L’embout-fibre est placé tangentiellement par rapport à la face de la couronne, puis il est inséré entre le bracket et l’émail, aussi près que possible du bracket métallique et à un angle de 45 degrés. L’énergie laser est ainsi ciblée sur l’adhésif. Dix impulsions laser sont appliquées de chaque côté du bracket, après quoi, la dépose du bracket métallique peut être réalisée pratiquement sans résistance, au moyen d’une spatule normalement utilisée pour le mélange de ciment de scellement. Cette technique évite ainsi toute complication pendant la dépose et toute lésion de la surface amélaire. Étant donné que l’intensité énergétique est réglée à un niveau relativement faible en mode MSP (medium short pulse), il n’existe aucun risque d’une élévation de température intrapulpaire.

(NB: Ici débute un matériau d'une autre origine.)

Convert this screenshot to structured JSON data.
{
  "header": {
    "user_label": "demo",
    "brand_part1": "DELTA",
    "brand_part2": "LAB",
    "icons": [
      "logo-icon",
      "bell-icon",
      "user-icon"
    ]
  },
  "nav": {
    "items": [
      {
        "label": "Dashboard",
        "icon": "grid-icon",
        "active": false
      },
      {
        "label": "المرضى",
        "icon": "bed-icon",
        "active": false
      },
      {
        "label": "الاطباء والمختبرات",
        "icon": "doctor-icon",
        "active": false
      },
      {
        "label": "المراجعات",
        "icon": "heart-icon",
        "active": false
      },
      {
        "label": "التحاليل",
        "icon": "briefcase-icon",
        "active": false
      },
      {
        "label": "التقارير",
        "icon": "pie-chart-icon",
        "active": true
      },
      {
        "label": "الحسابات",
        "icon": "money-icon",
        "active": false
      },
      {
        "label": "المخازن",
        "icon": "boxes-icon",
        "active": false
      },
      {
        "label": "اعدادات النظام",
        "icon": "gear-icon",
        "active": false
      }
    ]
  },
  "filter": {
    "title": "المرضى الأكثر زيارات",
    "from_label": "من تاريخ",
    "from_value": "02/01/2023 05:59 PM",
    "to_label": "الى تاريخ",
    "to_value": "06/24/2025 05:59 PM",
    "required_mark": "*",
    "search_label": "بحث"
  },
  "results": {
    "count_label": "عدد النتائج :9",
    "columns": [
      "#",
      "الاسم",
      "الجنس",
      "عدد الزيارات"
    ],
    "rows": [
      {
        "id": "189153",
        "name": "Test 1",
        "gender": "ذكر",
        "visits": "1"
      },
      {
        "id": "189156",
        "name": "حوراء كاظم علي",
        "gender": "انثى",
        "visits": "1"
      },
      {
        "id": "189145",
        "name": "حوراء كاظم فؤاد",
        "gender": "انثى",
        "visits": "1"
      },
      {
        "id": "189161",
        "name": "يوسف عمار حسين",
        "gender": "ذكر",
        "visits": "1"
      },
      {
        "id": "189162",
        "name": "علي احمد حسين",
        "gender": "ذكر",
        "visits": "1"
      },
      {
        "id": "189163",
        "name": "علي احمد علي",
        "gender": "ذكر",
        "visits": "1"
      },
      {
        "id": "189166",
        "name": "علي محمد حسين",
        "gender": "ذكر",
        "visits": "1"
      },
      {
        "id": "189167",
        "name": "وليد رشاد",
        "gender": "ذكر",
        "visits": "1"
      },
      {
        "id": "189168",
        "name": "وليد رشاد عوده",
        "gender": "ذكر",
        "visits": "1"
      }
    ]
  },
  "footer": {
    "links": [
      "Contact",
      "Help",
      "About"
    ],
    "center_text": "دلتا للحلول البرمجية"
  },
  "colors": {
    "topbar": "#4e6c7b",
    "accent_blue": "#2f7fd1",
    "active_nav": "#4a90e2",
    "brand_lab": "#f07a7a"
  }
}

Aucun patient n’a déclaré ressentir le moindre stress pendant la procédure (Figs. 16-18).

  • Paramètres : source laser : Er:YAG, 2 940 nm (Lightwalker AT, Fotona)
  • Durée de l’impulsion : MSP
  • Énergie : 80 mJ
  • Fréquence : 10 Hz
  • Pièce-à-main : H14-C avec embout-fibre biseauté, 4/6 pulvérisation air/eau

Note de la rédaction : une liste des références est disponible auprès de l’éditeur. Cet article est paru dans DT Study Club, numéro 01/2014.